COUR ADMINISTRATIVE D'APPEL DE LYON — Décision N° CAA69-22LY00442

jeudi 24 novembre 2022

JuridictionCOUR ADMINISTRATIVE D'APPEL DE LYON
SectionCOUR ADMINISTRATIVE D'APPEL DE LYON
N° DossierCAA69-22LY00442
TypeDécision
Recoursexcès de pouvoir
PublicationC
Formation4ème chambre - formation à 3
Avocat requérantMOREL

Texte intégral

Vu la procédure suivante :

Procédure contentieuse antérieure

M. A a demandé au tribunal administratif de Lyon d'annuler les décisions du 11 février 2021 par lesquelles le préfet du Rhône a refusé de lui délivrer un titre de séjour, lui a fait obligation de quitter le territoire français dans le délai de quatre-vingt-dix jours et a fixé le pays de destination.
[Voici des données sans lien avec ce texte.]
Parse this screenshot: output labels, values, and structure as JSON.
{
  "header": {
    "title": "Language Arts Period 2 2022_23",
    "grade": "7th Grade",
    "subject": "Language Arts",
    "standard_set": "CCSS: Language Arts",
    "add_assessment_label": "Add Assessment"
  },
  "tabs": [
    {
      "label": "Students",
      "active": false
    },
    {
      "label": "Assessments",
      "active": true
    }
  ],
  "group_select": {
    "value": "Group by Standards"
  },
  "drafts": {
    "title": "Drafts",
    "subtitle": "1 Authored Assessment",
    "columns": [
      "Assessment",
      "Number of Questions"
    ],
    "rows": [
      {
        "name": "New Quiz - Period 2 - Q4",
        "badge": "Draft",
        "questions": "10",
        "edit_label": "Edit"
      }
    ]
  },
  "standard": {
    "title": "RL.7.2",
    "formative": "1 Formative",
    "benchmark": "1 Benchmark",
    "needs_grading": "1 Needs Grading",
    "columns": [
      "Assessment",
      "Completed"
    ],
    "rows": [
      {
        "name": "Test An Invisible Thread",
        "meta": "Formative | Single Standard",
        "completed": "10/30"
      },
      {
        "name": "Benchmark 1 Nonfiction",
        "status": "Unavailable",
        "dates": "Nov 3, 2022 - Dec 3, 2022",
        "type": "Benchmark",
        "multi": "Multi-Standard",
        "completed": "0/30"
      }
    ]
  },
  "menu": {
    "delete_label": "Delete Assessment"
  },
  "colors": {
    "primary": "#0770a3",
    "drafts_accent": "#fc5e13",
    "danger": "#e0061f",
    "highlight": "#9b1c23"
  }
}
Par jugement n° 2104502 du 8 novembre 2021, le tribunal a rejeté sa demande.

Procédure devant la cour

Par requête enregistrée le 11 février 2022, M. A, représenté par Me Morel, demande à la cour :

1°) d'annuler ce jugement et ces décisions ;

2°) d'enjoindre au préfet du Rhône de lui délivrer un titre de séjour dans le délai d'un mois à compter de la notification de l'arrêt et, à titre subsidiaire, de réexaminer, dans le même délai, sa situation après remise sous quinzaine d'une autorisation provisoire de séjour et de travail ;

3°) de mettre à la charge de l'Etat la somme de 1 500 euros en application des dispositions combinées des articles L. 761-1 du code de justice administrative et 37 de la loi du 10 juillet 1991.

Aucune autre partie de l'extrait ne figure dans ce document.